He’s almost gotten used to stroking Eddie’s hair in silence—so wrong; worthy Eddie that’s just so wrong—and working any tangles out so, much as it’s getting a limp and greasy with days of neglect, at least it’s smooth; but he’s almost resigned to this for the long haul because he’ll weather anything he has to for Eddie and they’ll work through this, whatever this is, they’ll worth through it together and—
“How did you stand you it?”
The sound is more a scratch than anything, glass on sandpaper, and it’s down to Eddie lying where he hasn’t left for the last four, going on five days—as in, not once while Steve’s been awake has he existed without Eddie’s weight situated just so against his chest, sinuous and deliberate in where he presses against, careful as a rule of Steve’s worst injuries and delicate about how he rests against Steve’s body, but not…hesitant.

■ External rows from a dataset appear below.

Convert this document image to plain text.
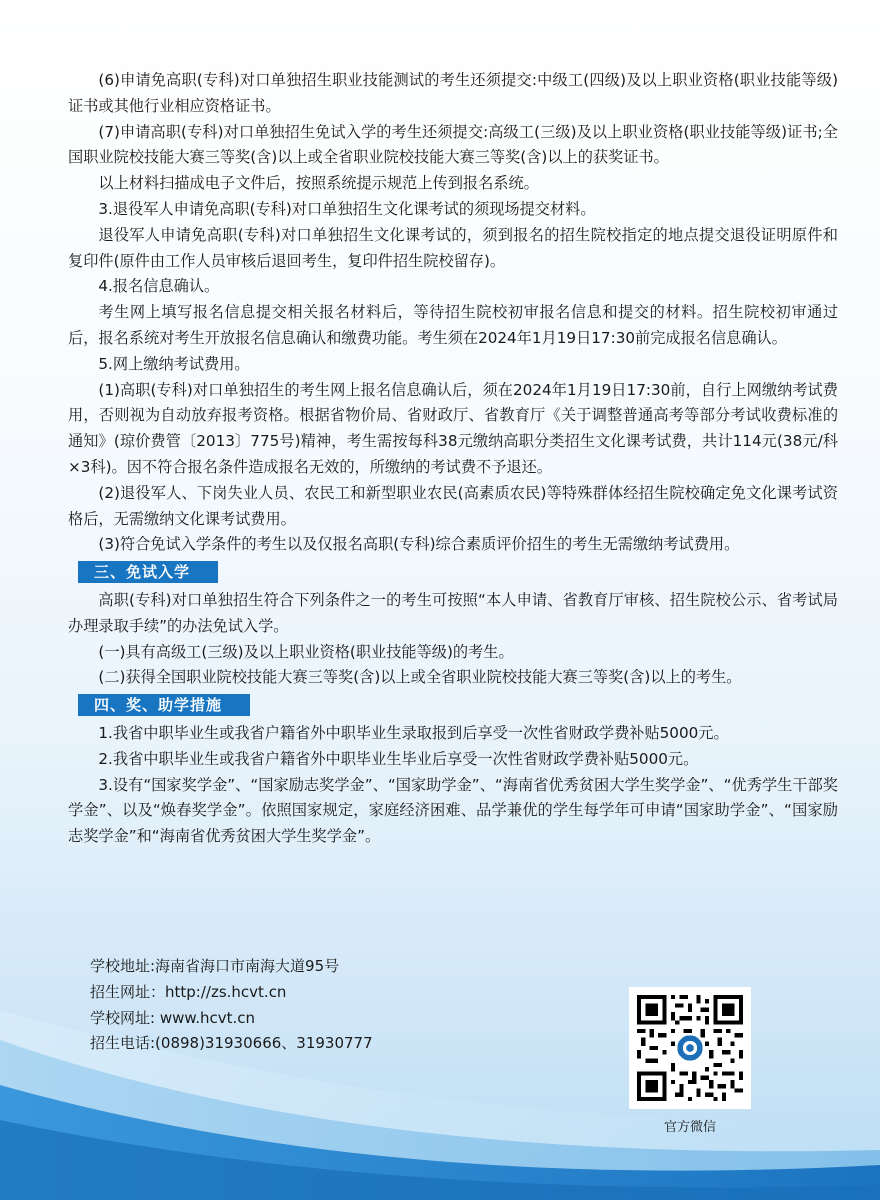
(6)申请免高职(专科)对口单独招生职业技能测试的考生还须提交:中级工(四级)及以上职业资格(职业技能等级)证书或其他行业相应资格证书。

(7)申请高职(专科)对口单独招生免试入学的考生还须提交:高级工(三级)及以上职业资格(职业技能等级)证书;全国职业院校技能大赛三等奖(含)以上或全省职业院校技能大赛三等奖(含)以上的获奖证书。

以上材料扫描成电子文件后，按照系统提示规范上传到报名系统。

3.退役军人申请免高职(专科)对口单独招生文化课考试的须现场提交材料。

退役军人申请免高职(专科)对口单独招生文化课考试的，须到报名的招生院校指定的地点提交退役证明原件和复印件(原件由工作人员审核后退回考生，复印件招生院校留存)。

4.报名信息确认。

考生网上填写报名信息提交相关报名材料后，等待招生院校初审报名信息和提交的材料。招生院校初审通过后，报名系统对考生开放报名信息确认和缴费功能。考生须在2024年1月19日17:30前完成报名信息确认。

5.网上缴纳考试费用。

(1)高职(专科)对口单独招生的考生网上报名信息确认后，须在2024年1月19日17:30前，自行上网缴纳考试费用，否则视为自动放弃报考资格。根据省物价局、省财政厅、省教育厅《关于调整普通高考等部分考试收费标准的通知》(琼价费管〔2013〕775号)精神，考生需按每科38元缴纳高职分类招生文化课考试费，共计114元(38元/科×3科)。因不符合报名条件造成报名无效的，所缴纳的考试费不予退还。

(2)退役军人、下岗失业人员、农民工和新型职业农民(高素质农民)等特殊群体经招生院校确定免文化课考试资格后，无需缴纳文化课考试费用。

(3)符合免试入学条件的考生以及仅报名高职(专科)综合素质评价招生的考生无需缴纳考试费用。

三、免试入学

高职(专科)对口单独招生符合下列条件之一的考生可按照“本人申请、省教育厅审核、招生院校公示、省考试局办理录取手续”的办法免试入学。

(一)具有高级工(三级)及以上职业资格(职业技能等级)的考生。

(二)获得全国职业院校技能大赛三等奖(含)以上或全省职业院校技能大赛三等奖(含)以上的考生。

四、奖、助学措施

1.我省中职毕业生或我省户籍省外中职毕业生录取报到后享受一次性省财政学费补贴5000元。

2.我省中职毕业生或我省户籍省外中职毕业生毕业后享受一次性省财政学费补贴5000元。

3.设有“国家奖学金”、“国家励志奖学金”、“国家助学金”、“海南省优秀贫困大学生奖学金”、“优秀学生干部奖学金”、以及“焕春奖学金”。依照国家规定，家庭经济困难、品学兼优的学生每学年可申请“国家助学金”、“国家励志奖学金”和“海南省优秀贫困大学生奖学金”。

学校地址:海南省海口市南海大道95号
招生网址：http://zs.hcvt.cn
学校网址: www.hcvt.cn
招生电话:(0898)31930666、31930777
官方微信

More, kinda…kinda desperate.
So it’s down to him being pressed so close and sure and unwavering that Steve feels him speak more than anything, matches the motion of his lips against Steve’s gown to words rather than the wind, or something outside his door to the halls of the hospital beyond; it’s down to the tension in the whole of him, the all-too-present shaking that Steve matches the scrape of the question to a hurt that’s…that maybe Steve doesn’t wholly understand just yet, but that really and truly does cut him deeper and closer and more critical at the core of him than the Upside Down ever could have clawed in: Eddie lives in him, nothing else can really…ever hope to be deeper.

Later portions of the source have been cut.